David Callisch, Ruckus’ vice president of marketing, says the aim was to keep everything as simple as possible for the jobbers. “BP wanted to be able to provide one of the jobbers with a package that had an access point and all the requisite promotional materials… and the guy literally plugs red into red, blue into blue, and that’s it: the system takes care of everything else,” he says.

End users are automatically redirected to HarborLink’s NOC using the WISPr (Wireless Internet Service Provider roaming) protocol—and Ruckus’ FlexMaster management platform proactively monitors each system. “Integrating WISPr into our access points and using the TR-069 protocol to automatically enable remote management to a central system, those were the keys to this,” Callisch says.

And the gas station owner doesn’t have to do any configuration at all. “What Rick does when he gets these access points is he runs them through a config process that takes a couple of minutes—and then, once that config process is done, he ships it to the franchisee, who just literally plugs it in,” Callisch says.
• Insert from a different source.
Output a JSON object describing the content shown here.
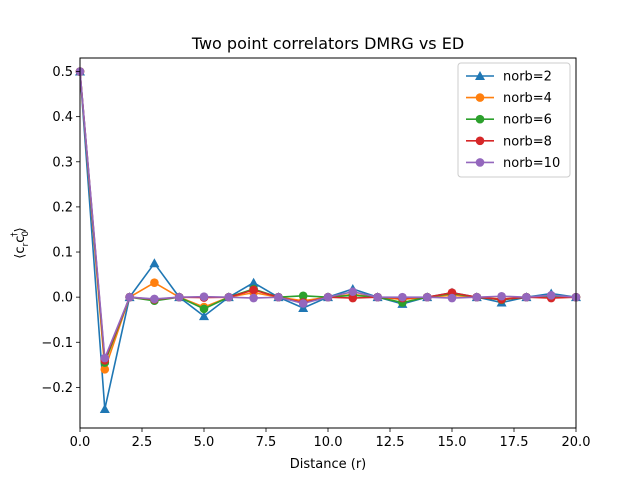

Tangeman says it takes about two minutes for HarborLink to configure an access point (the system uses Ruckus’ ZoneFlex 2942 Smart Wi-Fi APs), and the jobbers are reporting that it takes them about two minutes to deploy. “So we can take an order, and in two minutes have that thing configured, put it in the box with all the stuff that BP has sent to us already, and send it out that same day to them—and then, two minutes after they receive it, they can be up and online with it configured for their content, their information, the whole works,” he says.

Encouraging bandwidth usage

The company’s aim from the beginning, Tangeman says, has been to encourage use of bandwidth-intensive applications—the initial splash page, he says, always includes full-motion content, specifically so the user understands that the service is capable of supporting that kind of traffic.
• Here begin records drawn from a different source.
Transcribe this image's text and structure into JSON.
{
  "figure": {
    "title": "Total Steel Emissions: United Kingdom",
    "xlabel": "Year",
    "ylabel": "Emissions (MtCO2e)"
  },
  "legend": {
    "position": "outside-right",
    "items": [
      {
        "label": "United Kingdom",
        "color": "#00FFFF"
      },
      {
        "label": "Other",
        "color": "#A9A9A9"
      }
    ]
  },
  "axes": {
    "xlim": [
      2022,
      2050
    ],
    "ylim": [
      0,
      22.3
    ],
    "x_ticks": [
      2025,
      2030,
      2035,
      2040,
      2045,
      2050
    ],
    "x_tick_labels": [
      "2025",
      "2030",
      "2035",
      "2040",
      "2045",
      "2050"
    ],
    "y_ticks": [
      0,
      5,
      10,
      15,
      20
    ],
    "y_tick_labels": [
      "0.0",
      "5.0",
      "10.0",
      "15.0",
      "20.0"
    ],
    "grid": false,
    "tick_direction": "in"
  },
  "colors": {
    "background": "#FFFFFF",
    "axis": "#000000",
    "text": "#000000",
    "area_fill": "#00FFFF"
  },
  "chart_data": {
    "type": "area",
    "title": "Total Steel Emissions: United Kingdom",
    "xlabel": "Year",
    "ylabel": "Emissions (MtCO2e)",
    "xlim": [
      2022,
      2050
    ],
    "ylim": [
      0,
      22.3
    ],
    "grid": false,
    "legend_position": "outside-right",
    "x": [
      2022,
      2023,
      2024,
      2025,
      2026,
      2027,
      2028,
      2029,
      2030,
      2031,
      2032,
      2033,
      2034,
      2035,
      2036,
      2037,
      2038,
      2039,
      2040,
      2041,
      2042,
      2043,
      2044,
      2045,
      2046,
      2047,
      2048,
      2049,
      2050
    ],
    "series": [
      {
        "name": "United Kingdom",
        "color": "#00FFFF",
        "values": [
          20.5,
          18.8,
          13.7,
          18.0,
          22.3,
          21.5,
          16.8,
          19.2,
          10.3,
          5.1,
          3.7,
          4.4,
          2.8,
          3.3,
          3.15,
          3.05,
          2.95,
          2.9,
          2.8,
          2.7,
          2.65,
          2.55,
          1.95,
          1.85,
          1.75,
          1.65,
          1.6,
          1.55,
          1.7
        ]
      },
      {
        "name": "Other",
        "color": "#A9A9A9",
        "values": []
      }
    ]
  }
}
The idea, Tangeman says, is to be ready for the inevitable (and exponential) increase in demand for bandwidth as Wi-Fi devices continue to proliferate. “We had to look down the pike to the future,” he says. “The ability to differentiate or be optimized for voice, video, and data right now was key to us.”
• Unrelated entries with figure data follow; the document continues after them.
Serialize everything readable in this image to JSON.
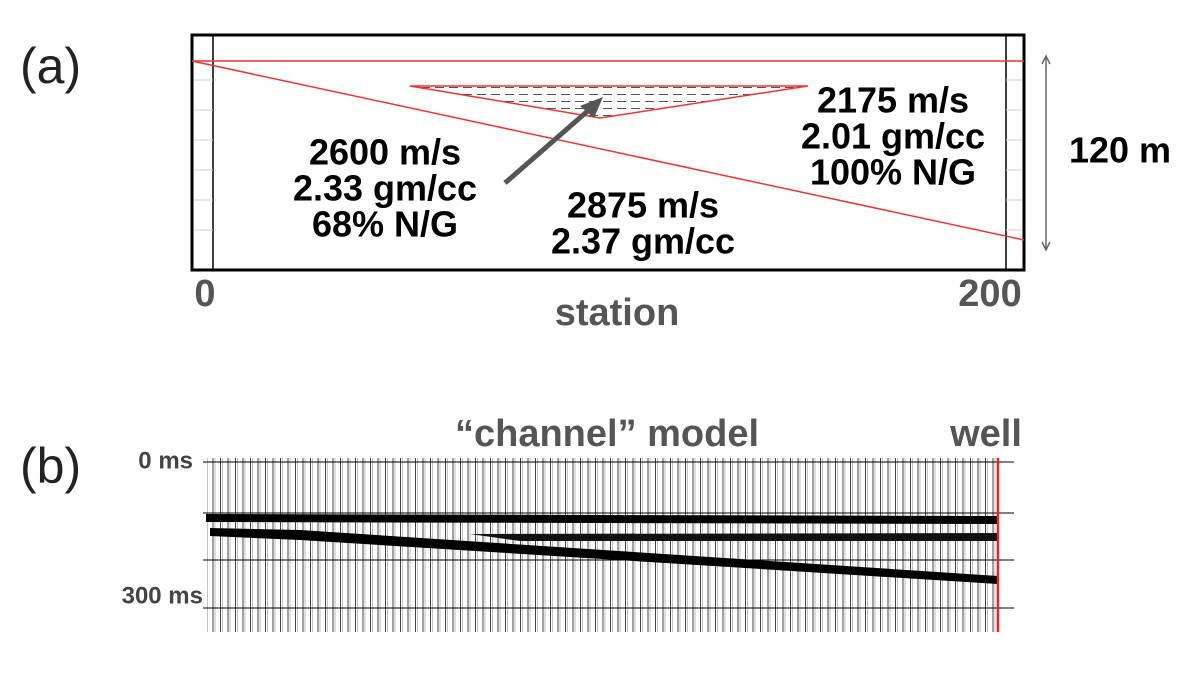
{
  "panel_a": {
    "label": "(a)",
    "layers": [
      {
        "lines": [
          "2600 m/s",
          "2.33 gm/cc",
          "68% N/G"
        ]
      },
      {
        "lines": [
          "2175 m/s",
          "2.01 gm/cc",
          "100% N/G"
        ]
      },
      {
        "lines": [
          "2875 m/s",
          "2.37 gm/cc"
        ]
      }
    ],
    "thickness": "120 m",
    "x_axis": {
      "start": "0",
      "end": "200",
      "label": "station"
    }
  },
  "panel_b": {
    "label": "(b)",
    "title": "“channel” model",
    "well": "well",
    "time_labels": [
      "0 ms",
      "300 ms"
    ]
  }
}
Wi-Fi is currently the only technology, Callisch says, that can affordably provide that kind of capacity. “I can’t sit here and tell you, ‘Well, someone’s going to drive into one of these [gas stations] and they’re going to do a videoconference in their car,’ but it’s absolutely possible now… history has shown that if you deliver capacity to the end user, they will find a way to use it,” he says.

And Callisch notes that the system can be used for much more than public access. “It can be used for digital signage, it can be used for back end operations, it can be used for all kinds of different applications—so getting a reliable connection that can do much more than just vanilla data traffic was important,” he says.

The point, Tangeman says, is that offerings like these have to be ready for what’s coming next, whatever it may be. “We like to say we’re in the device management business,” he says. “We’re going to be a gateway to all these things, because I’m not out there inventing them—I’m just letting them happen.”